A co-operative that makes leather products, set up in Nkowankowa, a small town on the outskirts of Tzaneen in Limpopo, is defying the odds and is establishing itself in the manufacturing sector.

Simeone Ngobeni is one of the older members of the co-opSimeone Ngobeni is one of the older members of the co-op

20 December 2012

The 17-member co-op, calling itself Monye-Le-Shako Co-operative, operates from factory 283B in the industrial zone of the town, courtesy of a three-year free lease agreement with the Limpopo Economic Development Enterprise (Limdev). Established with the help of the Greater Tzaneen Economic Development Agency (Gteda), the co-op makes leather jackets, shoes, sandals, handbags and belts, most of which it sells locally.

Monye-Le-Shako started operating at the factory on 1 July this year and is still trying to find its feet, according to Kwena Maphoto, the chief executive of Gteda. The agency is one of many around the country set up with the help of the Industrial Development Corporation to leverage local economic development.

"The members of the co-operative are receiving training in leather making and product development from an accredited service provider. Since the factory only opened a few months back and is still short of some machinery, they are not yet getting any income from the project," says Maphoto.

Its members are mostly elderly men and women, with a scattering of young people. Most of them do informal trading in Nkowankowa and are eagerly waiting for the time when production is in full swing. Maphoto expects the factory to create employment for 51 people when it is fully operational.

Thirty-year-old Jabulani Mathebula is one young member who wants to see the factory "grow", and create employment specifically for young people like him. He has learned to operate a shoe-making machine and says he can make a shoe "from scratch".

Mathebula is confident the factory will operate optimally once it has all the machines needed to make leather products. "But what we really need at the moment is at least a stipend that will boost our morale and put food on the table," he says.

Simeone Ngobeni, a co-op member in his late 60s, says even though he is getting old, he still has the energy to see it succeed. "I am doing this out of commitment," he says.

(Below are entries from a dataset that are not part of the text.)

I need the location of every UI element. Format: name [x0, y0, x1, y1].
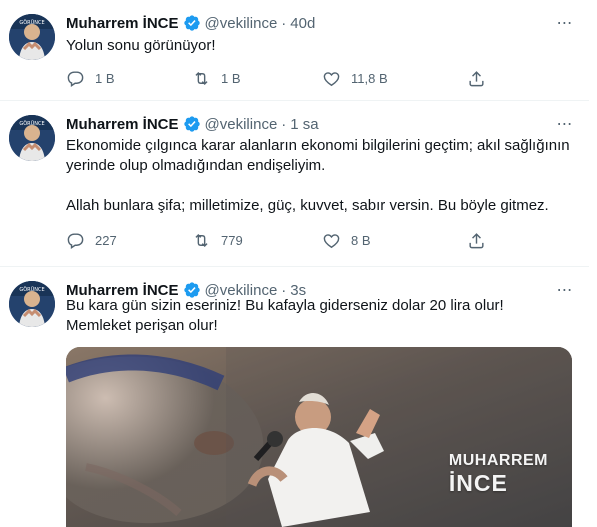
- more-options-icon[interactable]: ⋯: [555, 14, 575, 32]
- tweet[interactable]: GÖRÜNCE Muharrem İNCE @vekilince · 3s ⋯ …: [0, 267, 589, 527]
- tweet-text: Yolun sonu görünüyor!: [66, 36, 571, 56]
- tweet-actions: 227 779 8 B: [58, 229, 508, 251]
- like-count: 8 B: [351, 232, 371, 248]
- video-frame-image: [66, 347, 572, 527]
- tweet-paragraph: Allah bunlara şifa; milletimize, güç, ku…: [66, 197, 549, 214]
- right-edge-spacer: [589, 0, 597, 527]
- retweet-count: 779: [221, 232, 243, 248]
- timeline-feed: GÖRÜNCE Muharrem İNCE @vekilince · 40d ⋯…: [0, 0, 590, 527]
- more-options-icon[interactable]: ⋯: [555, 115, 575, 133]
- like-count: 11,8 B: [351, 70, 388, 86]
- tweet-header: Muharrem İNCE @vekilince · 1 sa: [66, 113, 319, 135]
- tweet-paragraph: Ekonomide çılgınca karar alanların ekono…: [66, 137, 570, 174]
- like-icon: [323, 71, 340, 86]
- retweet-button[interactable]: 779: [192, 231, 243, 250]
- share-icon: [469, 232, 484, 248]
- tweet[interactable]: GÖRÜNCE Muharrem İNCE @vekilince · 40d ⋯…: [0, 0, 589, 101]
- author-handle[interactable]: @vekilince: [205, 116, 278, 133]
- tweet-paragraph: Bu kara gün sizin eseriniz! Bu kafayla g…: [66, 297, 504, 334]
- retweet-icon: [195, 233, 208, 247]
- video-thumbnail[interactable]: MUHARREM İNCE: [66, 347, 572, 527]
- avatar[interactable]: GÖRÜNCE: [9, 115, 55, 161]
- timestamp[interactable]: 40d: [290, 15, 315, 32]
- reply-icon: [67, 70, 84, 87]
- tweet[interactable]: GÖRÜNCE Muharrem İNCE @vekilince · 1 sa …: [0, 101, 589, 267]
- separator-dot: ·: [281, 115, 287, 133]
- retweet-icon: [195, 71, 208, 85]
- verified-badge-icon: [183, 116, 200, 132]
- reply-icon: [67, 232, 84, 249]
- reply-count: 1 B: [95, 70, 115, 86]
- like-icon: [323, 233, 340, 248]
- like-button[interactable]: 11,8 B: [322, 69, 388, 88]
- tweet-text: Bu kara gün sizin eseriniz! Bu kafayla g…: [66, 296, 571, 336]
- share-button[interactable]: [467, 69, 496, 88]
- svg-text:GÖRÜNCE: GÖRÜNCE: [19, 19, 44, 26]
- verified-badge-icon: [183, 15, 200, 31]
- avatar[interactable]: GÖRÜNCE: [9, 14, 55, 60]
- tweet-paragraph: Yolun sonu görünüyor!: [66, 37, 216, 54]
- video-brand-overlay: MUHARREM İNCE: [448, 451, 548, 496]
- tweet-actions: 1 B 1 B 11,8 B: [58, 67, 508, 89]
- svg-text:GÖRÜNCE: GÖRÜNCE: [19, 286, 44, 293]
- tweet-header: Muharrem İNCE @vekilince · 40d: [66, 12, 315, 34]
- reply-button[interactable]: 227: [66, 231, 117, 250]
- tweet-text: Ekonomide çılgınca karar alanların ekono…: [66, 136, 571, 216]
- reply-count: 227: [95, 232, 117, 248]
- brand-text-line1: MUHARREM: [448, 452, 548, 469]
- like-button[interactable]: 8 B: [322, 231, 371, 250]
- svg-text:GÖRÜNCE: GÖRÜNCE: [19, 120, 44, 127]
- retweet-count: 1 B: [221, 70, 241, 86]
- share-icon: [469, 70, 484, 86]
- author-name[interactable]: Muharrem İNCE: [66, 116, 179, 133]
- retweet-button[interactable]: 1 B: [192, 69, 241, 88]
- author-name[interactable]: Muharrem İNCE: [66, 15, 179, 32]
- avatar[interactable]: GÖRÜNCE: [9, 281, 55, 327]
- separator-dot: ·: [281, 14, 287, 32]
- timestamp[interactable]: 1 sa: [290, 116, 318, 133]
- brand-text-line2: İNCE: [448, 470, 508, 496]
- author-handle[interactable]: @vekilince: [205, 15, 278, 32]
- reply-button[interactable]: 1 B: [66, 69, 115, 88]
- share-button[interactable]: [467, 231, 496, 250]
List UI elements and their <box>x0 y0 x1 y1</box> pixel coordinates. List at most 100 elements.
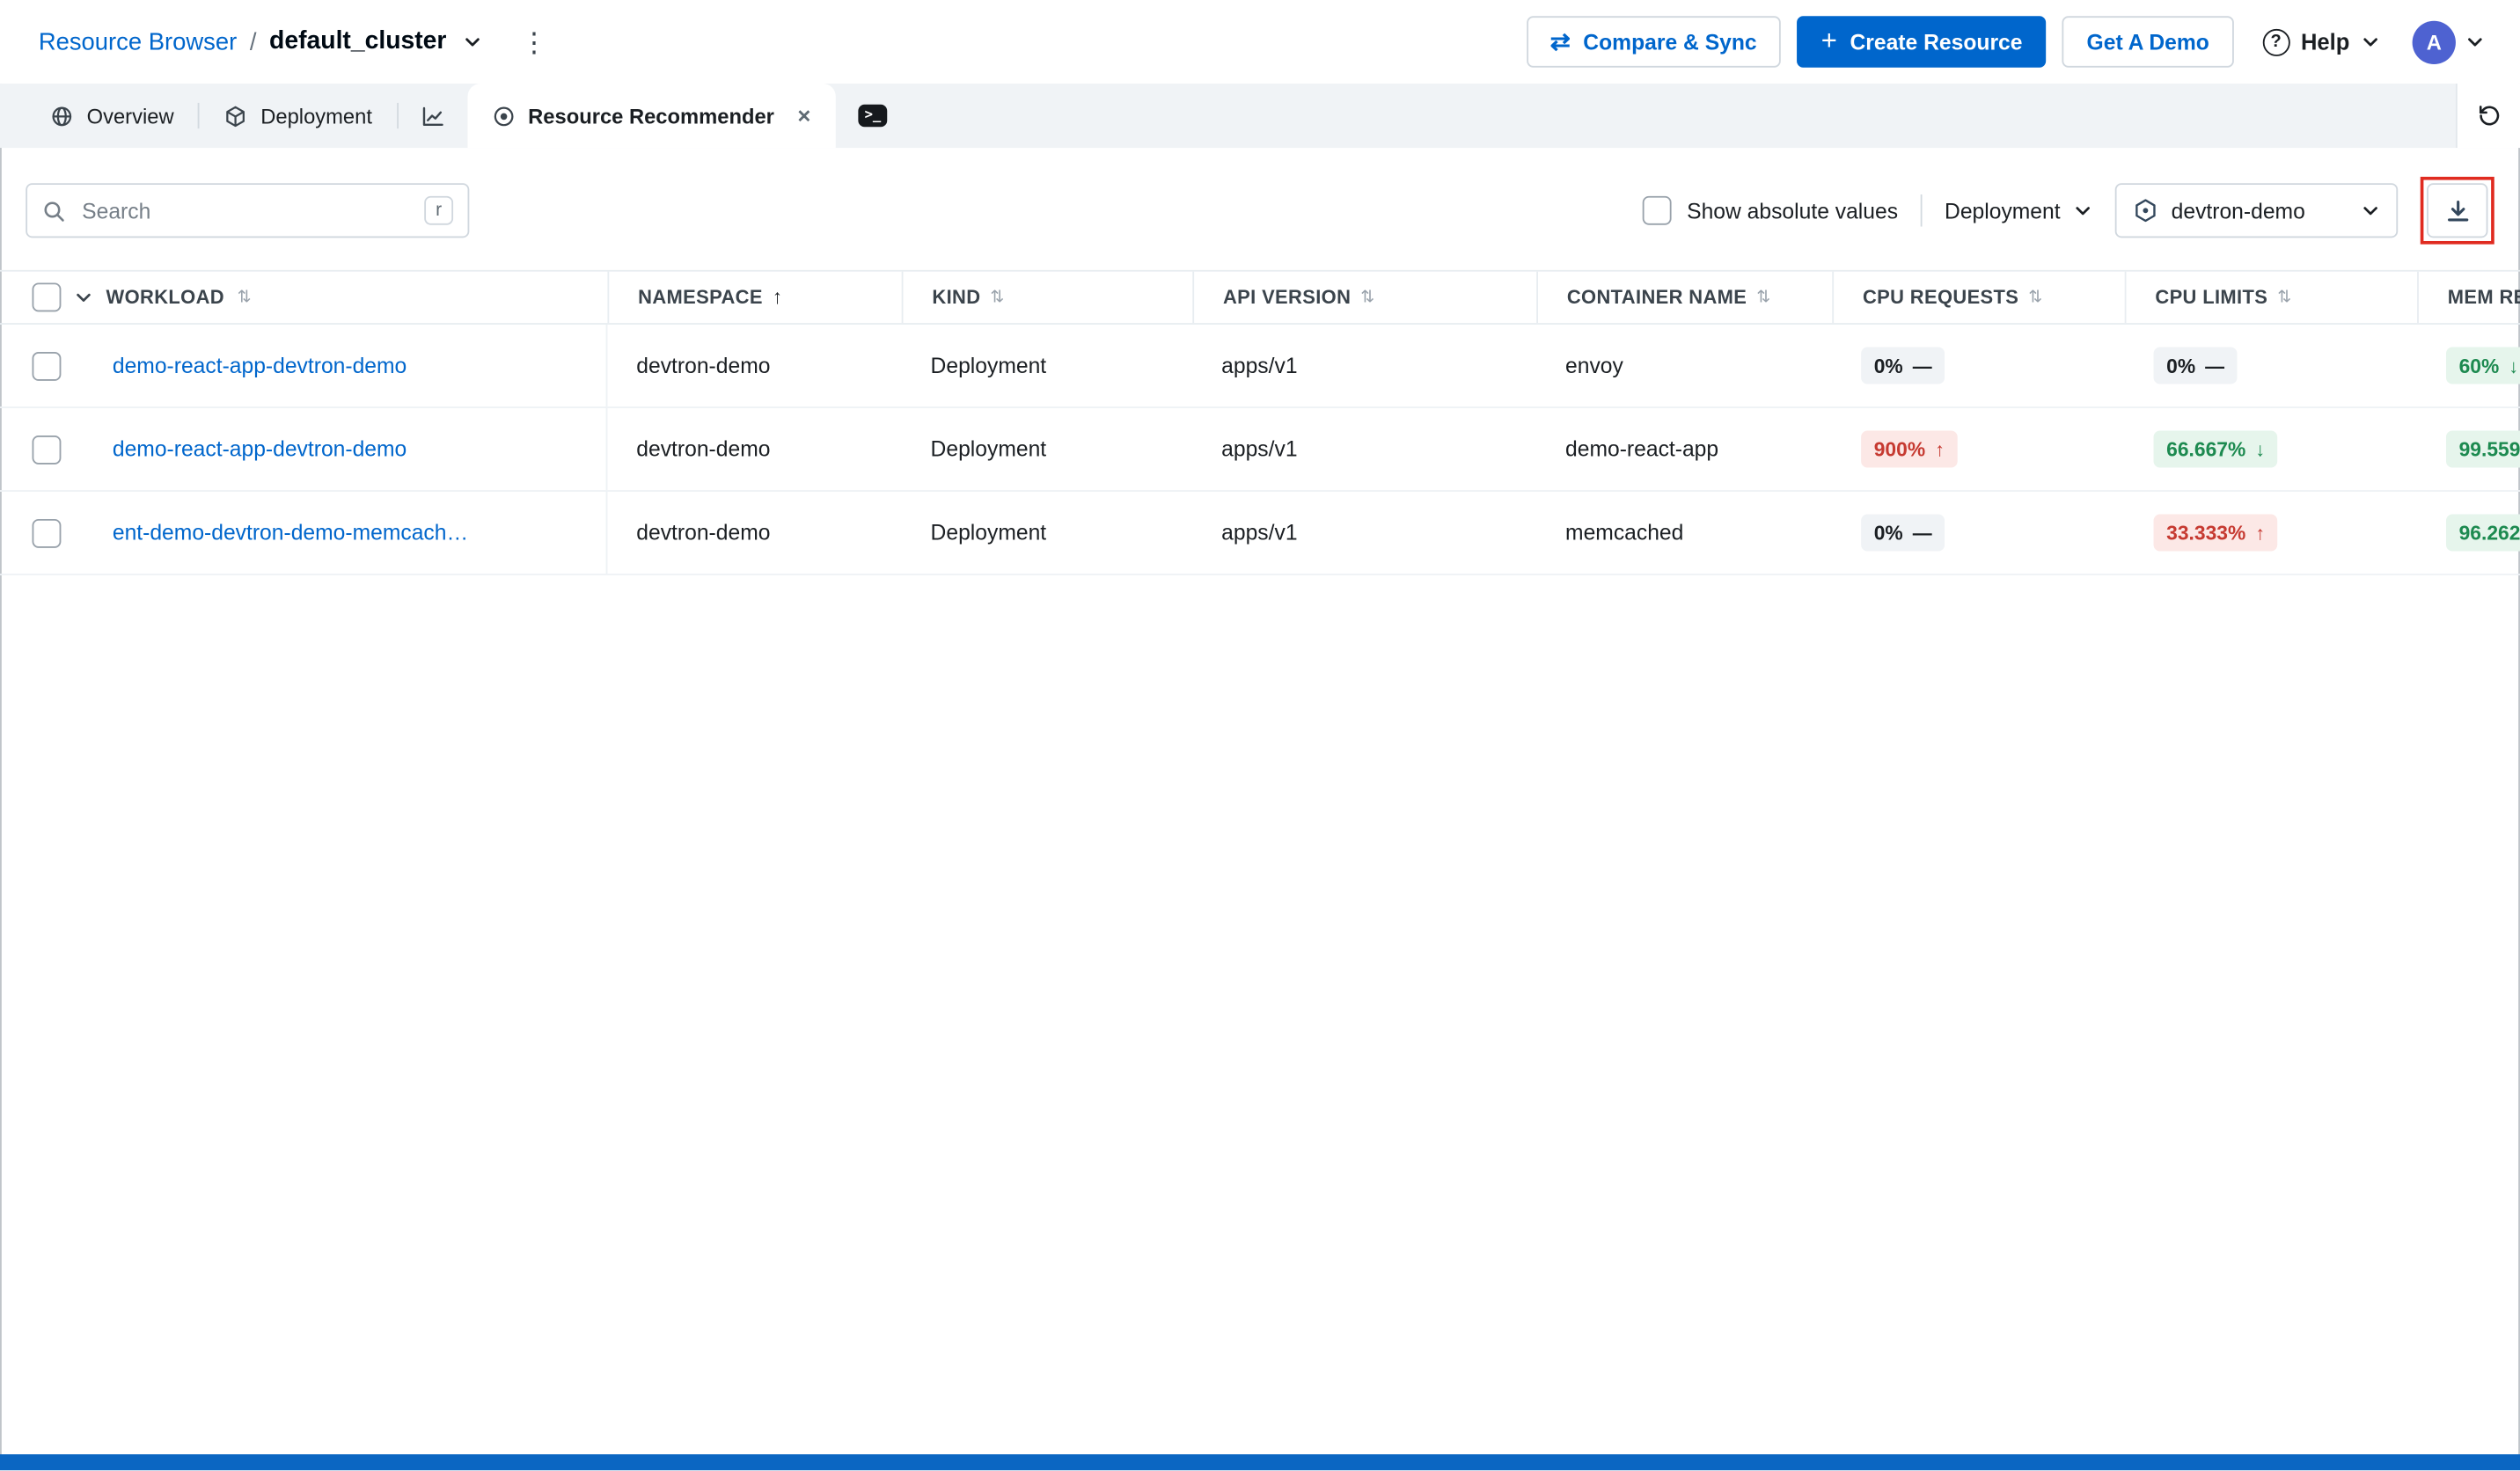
download-button[interactable] <box>2427 183 2488 238</box>
devtron-hexagon-icon <box>2135 199 2156 223</box>
pill-mem-requests: 60% ↓ <box>2445 347 2520 384</box>
column-header-container-name[interactable]: CONTAINER NAME ⇅ <box>1536 271 1832 324</box>
cell-mem-requests: 96.262 <box>2417 492 2520 574</box>
show-absolute-values-label: Show absolute values <box>1687 198 1899 223</box>
refresh-icon <box>2479 106 2499 126</box>
cell-container-name: memcached <box>1565 520 1684 545</box>
pill-mem-requests: 96.262 <box>2445 514 2520 552</box>
workloads-table: WORKLOAD ⇅ NAMESPACE ↑ KIND ⇅ API VERSIO… <box>0 269 2520 575</box>
column-label: KIND <box>932 286 981 309</box>
column-label: WORKLOAD <box>106 286 224 309</box>
kebab-menu-icon[interactable]: ⋮ <box>520 28 547 55</box>
row-checkbox[interactable] <box>32 351 62 380</box>
table-row: demo-react-app-devtron-demo devtron-demo… <box>0 407 2520 492</box>
kind-filter-dropdown[interactable]: Deployment <box>1945 199 2092 223</box>
resource-browser-page: Resource Browser / default_cluster ⋮ ⇄ C… <box>0 0 2520 1471</box>
column-label: NAMESPACE <box>638 286 763 309</box>
column-header-mem-requests[interactable]: MEM RE ⇅ <box>2417 271 2520 324</box>
create-resource-label: Create Resource <box>1850 29 2023 55</box>
tab-overview[interactable]: Overview <box>26 84 198 148</box>
pill-mem-requests: 99.559 <box>2445 430 2520 468</box>
show-absolute-values-toggle[interactable]: Show absolute values <box>1642 195 1899 225</box>
tab-resource-recommender[interactable]: Resource Recommender ✕ <box>466 83 836 149</box>
pill-cpu-limits: 33.333% ↑ <box>2153 514 2278 552</box>
select-all-checkbox[interactable] <box>32 282 62 312</box>
table-header-row: WORKLOAD ⇅ NAMESPACE ↑ KIND ⇅ API VERSIO… <box>0 269 2520 325</box>
trend-icon: ↑ <box>1935 437 1945 461</box>
pill-value: 900% <box>1873 437 1926 461</box>
column-label: CONTAINER NAME <box>1566 286 1747 309</box>
get-a-demo-button[interactable]: Get A Demo <box>2062 16 2234 68</box>
sort-icon: ⇅ <box>1756 287 1771 307</box>
cell-kind: Deployment <box>930 436 1047 462</box>
close-tab-icon[interactable]: ✕ <box>796 106 811 126</box>
column-header-cpu-requests[interactable]: CPU REQUESTS ⇅ <box>1832 271 2124 324</box>
column-header-namespace[interactable]: NAMESPACE ↑ <box>607 271 901 324</box>
bottom-blue-bar <box>0 1454 2520 1471</box>
chevron-down-icon <box>2363 38 2377 47</box>
bulk-select-chevron-icon[interactable] <box>74 288 93 307</box>
refresh-button[interactable] <box>2455 83 2520 149</box>
breadcrumb: Resource Browser / default_cluster ⋮ <box>39 27 548 56</box>
cell-cpu-requests: 900% ↑ <box>1832 408 2124 490</box>
sort-icon: ⇅ <box>2028 287 2043 307</box>
cell-workload: demo-react-app-devtron-demo <box>0 324 608 407</box>
cluster-name: default_cluster <box>269 27 447 55</box>
help-menu[interactable]: ? Help <box>2262 27 2380 56</box>
pill-value: 96.262 <box>2458 521 2520 545</box>
search-shortcut-key: r <box>424 195 454 225</box>
pill-value: 0% <box>1873 521 1903 545</box>
sort-icon: ⇅ <box>2277 287 2292 307</box>
cluster-switcher-chevron-icon[interactable] <box>463 33 482 52</box>
search-icon <box>44 201 64 221</box>
show-absolute-values-checkbox[interactable] <box>1642 195 1671 225</box>
tab-deployment-label: Deployment <box>260 103 372 128</box>
line-chart-icon <box>421 106 443 126</box>
workload-link[interactable]: demo-react-app-devtron-demo <box>113 437 407 461</box>
trend-icon: — <box>1912 521 1932 545</box>
create-resource-button[interactable]: + Create Resource <box>1797 16 2047 68</box>
tab-terminal[interactable]: >_ <box>836 84 910 148</box>
cell-cpu-limits: 0% — <box>2125 325 2417 406</box>
column-header-api-version[interactable]: API VERSION ⇅ <box>1192 271 1536 324</box>
breadcrumb-root-link[interactable]: Resource Browser <box>39 28 237 55</box>
toolbar-controls: Show absolute values Deployment devtron-… <box>1642 176 2494 245</box>
compare-sync-button[interactable]: ⇄ Compare & Sync <box>1526 16 1782 68</box>
resource-recommender-icon <box>493 106 513 126</box>
table-row: ent-demo-devtron-demo-memcach… devtron-d… <box>0 491 2520 575</box>
app-window: Resource Browser / default_cluster ⋮ ⇄ C… <box>0 0 2520 1471</box>
sort-icon: ⇅ <box>1360 287 1375 307</box>
search-input[interactable] <box>78 196 412 224</box>
workload-link[interactable]: ent-demo-devtron-demo-memcach… <box>113 521 468 545</box>
column-header-kind[interactable]: KIND ⇅ <box>901 271 1193 324</box>
row-checkbox[interactable] <box>32 435 62 464</box>
pill-cpu-requests: 900% ↑ <box>1861 430 1958 468</box>
column-label: CPU LIMITS <box>2155 286 2268 309</box>
cell-api-version: apps/v1 <box>1221 520 1298 545</box>
table-toolbar: r Show absolute values Deployment devtro… <box>0 148 2520 245</box>
tab-bar: Overview Deployment Resource Recommender… <box>0 83 2520 149</box>
download-highlight-annotation <box>2420 176 2494 245</box>
header-actions: ⇄ Compare & Sync + Create Resource Get A… <box>1526 16 2485 68</box>
search-box[interactable]: r <box>26 183 470 238</box>
workload-link[interactable]: demo-react-app-devtron-demo <box>113 354 407 377</box>
user-menu[interactable]: A <box>2412 19 2485 64</box>
cell-cpu-limits: 33.333% ↑ <box>2125 492 2417 574</box>
compare-arrows-icon: ⇄ <box>1549 27 1571 56</box>
pill-cpu-requests: 0% — <box>1861 347 1945 384</box>
column-header-cpu-limits[interactable]: CPU LIMITS ⇅ <box>2124 271 2417 324</box>
cell-cpu-requests: 0% — <box>1832 492 2124 574</box>
tab-monitoring[interactable] <box>398 84 467 148</box>
pill-value: 0% <box>2166 354 2196 377</box>
cell-api-version: apps/v1 <box>1221 436 1298 462</box>
row-checkbox[interactable] <box>32 518 62 547</box>
cell-namespace: devtron-demo <box>636 436 771 462</box>
plus-icon: + <box>1820 26 1837 56</box>
toolbar-divider <box>1920 194 1923 227</box>
cell-workload: demo-react-app-devtron-demo <box>0 407 608 491</box>
tab-deployment[interactable]: Deployment <box>200 84 397 148</box>
namespace-filter-dropdown[interactable]: devtron-demo <box>2114 183 2399 238</box>
chevron-down-icon <box>2076 207 2090 216</box>
sort-icon: ⇅ <box>237 287 253 307</box>
column-header-workload[interactable]: WORKLOAD ⇅ <box>0 272 607 323</box>
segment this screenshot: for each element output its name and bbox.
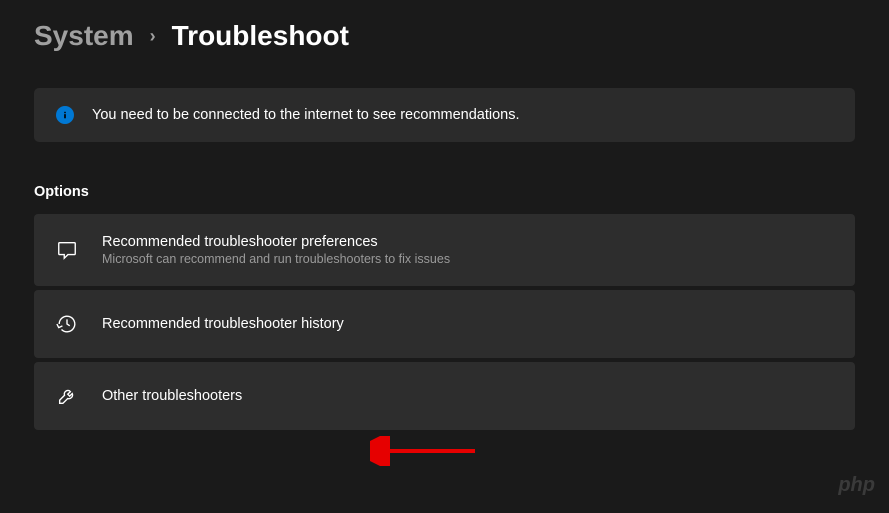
info-banner-text: You need to be connected to the internet… — [92, 107, 520, 123]
section-label-options: Options — [34, 184, 855, 200]
chevron-right-icon: › — [150, 26, 156, 47]
option-title: Recommended troubleshooter history — [102, 316, 344, 332]
arrow-annotation — [370, 436, 480, 466]
info-icon — [56, 106, 74, 124]
option-subtitle: Microsoft can recommend and run troubles… — [102, 252, 450, 266]
watermark: php — [838, 474, 875, 497]
option-recommended-preferences[interactable]: Recommended troubleshooter preferences M… — [34, 214, 855, 286]
breadcrumb: System › Troubleshoot — [34, 20, 855, 52]
page-title: Troubleshoot — [172, 20, 349, 52]
breadcrumb-parent[interactable]: System — [34, 20, 134, 52]
message-icon — [56, 239, 78, 261]
info-banner: You need to be connected to the internet… — [34, 88, 855, 142]
wrench-icon — [56, 385, 78, 407]
history-icon — [56, 313, 78, 335]
option-other-troubleshooters[interactable]: Other troubleshooters — [34, 362, 855, 430]
option-title: Recommended troubleshooter preferences — [102, 234, 450, 250]
option-recommended-history[interactable]: Recommended troubleshooter history — [34, 290, 855, 358]
option-title: Other troubleshooters — [102, 388, 242, 404]
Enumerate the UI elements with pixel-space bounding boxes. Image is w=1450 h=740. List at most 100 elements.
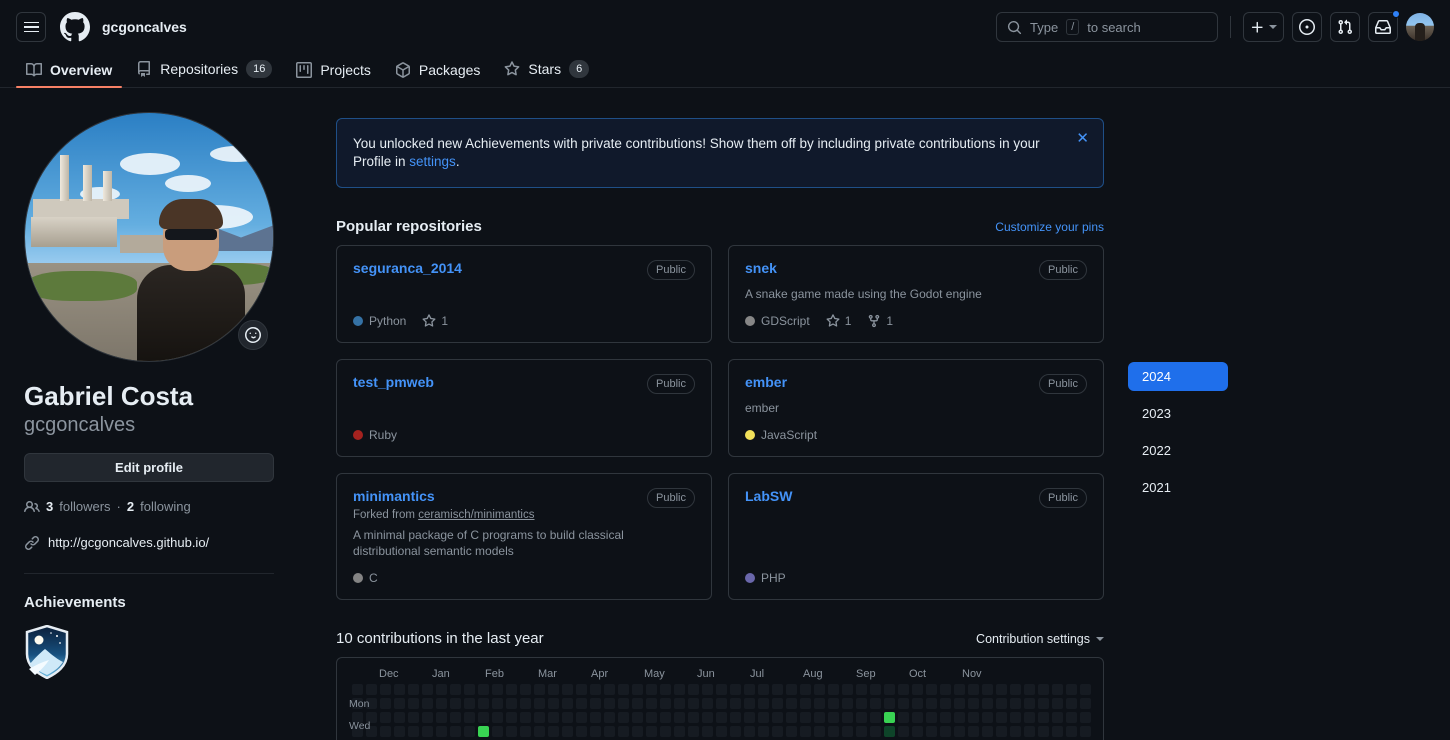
- calendar-day-cell[interactable]: [688, 698, 699, 709]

The factory has 24 machines at present – mostly sewing machines – bought at a cost of more than R260 000. Maphoto says the factory, which had been standing empty for some time, is still undergoing renovations, with offices, kitchen and ablution facilities being added. "We were very innovative when we started doing some upgrades to the factory. There was no electricity and the factory was run down but we managed to involve mostly labour from the local community which brought our costs down."

Despite production being rather slow, Monye-Le-Shako has found a market for its goods locally. "Local curio shops have shown an interest in the co-op's products. They will look for more markets when they have perfected their skills," says Maphoto.

He adds that he is busy looking for people in the private and public sectors who can help to grow the co-op with financial and non-financial support. There are also plans, for example, to establish a tannery that will supply the factory with leather. He says tannery equipment is very expensive but getting animal skin won't be a problem.

"There are so many villages around [here] and almost every weekend households slaughter cattle either when they are conducting cultural ceremonies or celebrating a certain event. We can collect hundreds of animal skins," says Maphoto.